Kenyon CWL/IPHS Digital Humanities Team Approach:
We’ll divide our efforts into three distinct, but somewhat overlapping and intimately connected teams:
- Text Wrangling Team – Get, clean and normalize dataset. Minimal programming, mostly setting parameters in calls to various Python Libraries.
- Analytics Team – (tech) run various Machine Learning (ML) analysis on the dataset and (non-tech) closely explore/examine data to find structure and meta-data that lends itself to exploring various questions in fields of humanities.
- Data Visualization Team – get a good feel for the underlying data, ML output results and humanities research question and translate that into the most engaging and intuitive visual experience
Text Wrangling – Part A Clean Data
- Performance (languages, data types, idioms, libraries, parallel processing, local, cluster, cloud)
- Get physical copies of data files
- Selectively rescan?
- Sample with statistical rigor?
- Identify Titles
- Identify Topic Sentences/Summary Sentences
- Whitespace Filter
- Apostrophe Filter
- Remove Stop Words
- Remove Punctuation
- Spell Correction (Titles?)
- Grammar Correction (Titles?)
Text Wrangling – Part B Analyze Data
- Word Count/Frequencies
- Domain Dictionaries (Race, Sex, etc)
- Sentiment Analysis (positive, negative, confidence)
- Topic Modeling
- Self-Organizing Maps
- Trends/comparisons across time
- Trends/comparisons across subsets of data
- Trends/comparisons with external datasets
- Sample representative sample articles across college source, time period, topics and other significant dimensions and read raw data articles to get an intuition as to the style, content and structure of the dataset.
- Think about what is distinctive or interesting about the dataset that you learned about in step 1.
- Think about what data/structure is missing from the dataset that could be augmented or contrasted or baselined with an external dataset.

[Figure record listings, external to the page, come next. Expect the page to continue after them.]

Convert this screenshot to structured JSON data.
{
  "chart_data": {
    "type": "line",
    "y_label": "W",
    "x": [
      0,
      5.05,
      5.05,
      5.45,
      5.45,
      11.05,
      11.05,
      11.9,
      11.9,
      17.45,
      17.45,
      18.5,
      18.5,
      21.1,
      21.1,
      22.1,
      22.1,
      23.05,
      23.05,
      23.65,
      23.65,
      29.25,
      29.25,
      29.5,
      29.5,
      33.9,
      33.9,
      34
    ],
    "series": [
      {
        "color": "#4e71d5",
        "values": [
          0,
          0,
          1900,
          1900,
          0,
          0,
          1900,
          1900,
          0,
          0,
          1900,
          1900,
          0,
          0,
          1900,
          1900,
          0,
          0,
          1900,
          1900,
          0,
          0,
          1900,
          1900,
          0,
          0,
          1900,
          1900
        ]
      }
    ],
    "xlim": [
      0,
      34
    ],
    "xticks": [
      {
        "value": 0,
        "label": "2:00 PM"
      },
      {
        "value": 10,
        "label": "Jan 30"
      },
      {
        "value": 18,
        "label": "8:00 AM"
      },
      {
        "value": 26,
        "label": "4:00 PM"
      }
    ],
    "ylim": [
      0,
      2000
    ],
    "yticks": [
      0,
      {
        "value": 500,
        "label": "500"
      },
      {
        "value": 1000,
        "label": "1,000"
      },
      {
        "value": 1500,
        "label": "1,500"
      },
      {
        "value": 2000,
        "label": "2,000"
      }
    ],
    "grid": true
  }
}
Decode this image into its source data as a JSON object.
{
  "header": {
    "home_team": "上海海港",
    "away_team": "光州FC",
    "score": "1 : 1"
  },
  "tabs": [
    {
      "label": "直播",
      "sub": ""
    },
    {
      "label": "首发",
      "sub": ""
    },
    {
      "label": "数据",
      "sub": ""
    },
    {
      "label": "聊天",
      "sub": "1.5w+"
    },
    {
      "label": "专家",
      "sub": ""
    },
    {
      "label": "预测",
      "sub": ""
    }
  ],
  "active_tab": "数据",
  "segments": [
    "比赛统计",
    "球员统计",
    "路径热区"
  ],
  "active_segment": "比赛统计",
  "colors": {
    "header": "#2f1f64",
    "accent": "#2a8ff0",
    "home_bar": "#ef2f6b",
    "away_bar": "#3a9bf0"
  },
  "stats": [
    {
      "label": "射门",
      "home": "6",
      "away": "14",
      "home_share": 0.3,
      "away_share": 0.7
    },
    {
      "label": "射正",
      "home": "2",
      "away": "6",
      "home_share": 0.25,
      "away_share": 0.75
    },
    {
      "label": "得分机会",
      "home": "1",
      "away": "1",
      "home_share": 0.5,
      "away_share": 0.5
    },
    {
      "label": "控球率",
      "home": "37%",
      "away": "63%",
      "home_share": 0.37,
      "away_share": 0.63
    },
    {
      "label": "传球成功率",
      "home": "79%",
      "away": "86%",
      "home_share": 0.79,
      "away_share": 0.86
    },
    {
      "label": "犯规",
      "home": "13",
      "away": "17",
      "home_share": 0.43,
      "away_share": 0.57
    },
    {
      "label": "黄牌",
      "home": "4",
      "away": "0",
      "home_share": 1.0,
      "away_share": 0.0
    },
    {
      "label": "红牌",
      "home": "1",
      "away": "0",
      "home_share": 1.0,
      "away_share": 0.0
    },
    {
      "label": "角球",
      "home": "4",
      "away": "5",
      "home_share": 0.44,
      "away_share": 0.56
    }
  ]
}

- Formulate research questions that this particular dataset(s) alone or with external dataset mashups can answer in a strongest way. Generate at least 3-5 different and potentially interesting research questions that you think this dataset can particularly answer.
- Translate your research question into specific questions we can ask of the dataset. For example, searching for key terms, vocabularies, pos/neg sentiments, changes over time, comparison with contemporary newspaper sources, etc.
- Work with the technical Text Wrangler team to translate these questions into programs in a sequence of an increasingly specific line of questioning.
- During the iterative process, feel free to iterate, backtrack and modify your research question based upon prior results. Better to fail fast and approach the data with a new more productive/interesting research question than to pour a lot of time into what will eventually be a relatively uninteresting or weakly supported claim.
- Briefly read over the top-level tasks for both the Data Wrangler team and Analytics Team to get a preview of what data you may be given to visualize and what are the important ideas to convey with the data/results.
- In particular, try to get an intuition for the both the underlying data as well as the analysis that will result in final datasets you’ll need to visualize.
- Read about current best practices in Data Visualizations
- Quickly review a number of contemporary Data Visualization galleries to get a concrete idea of how data/analysis results are expressed today.
- Drill down into our tool of choice to understand how to quickly generate some interesting visualizations with sample code, templates, etc.
- Communicate with the other teams, especially the Analytics Team to harmonize between the dataset resulting from the analysis and what the main ideas that need to be expressed/emphasized in as the research results.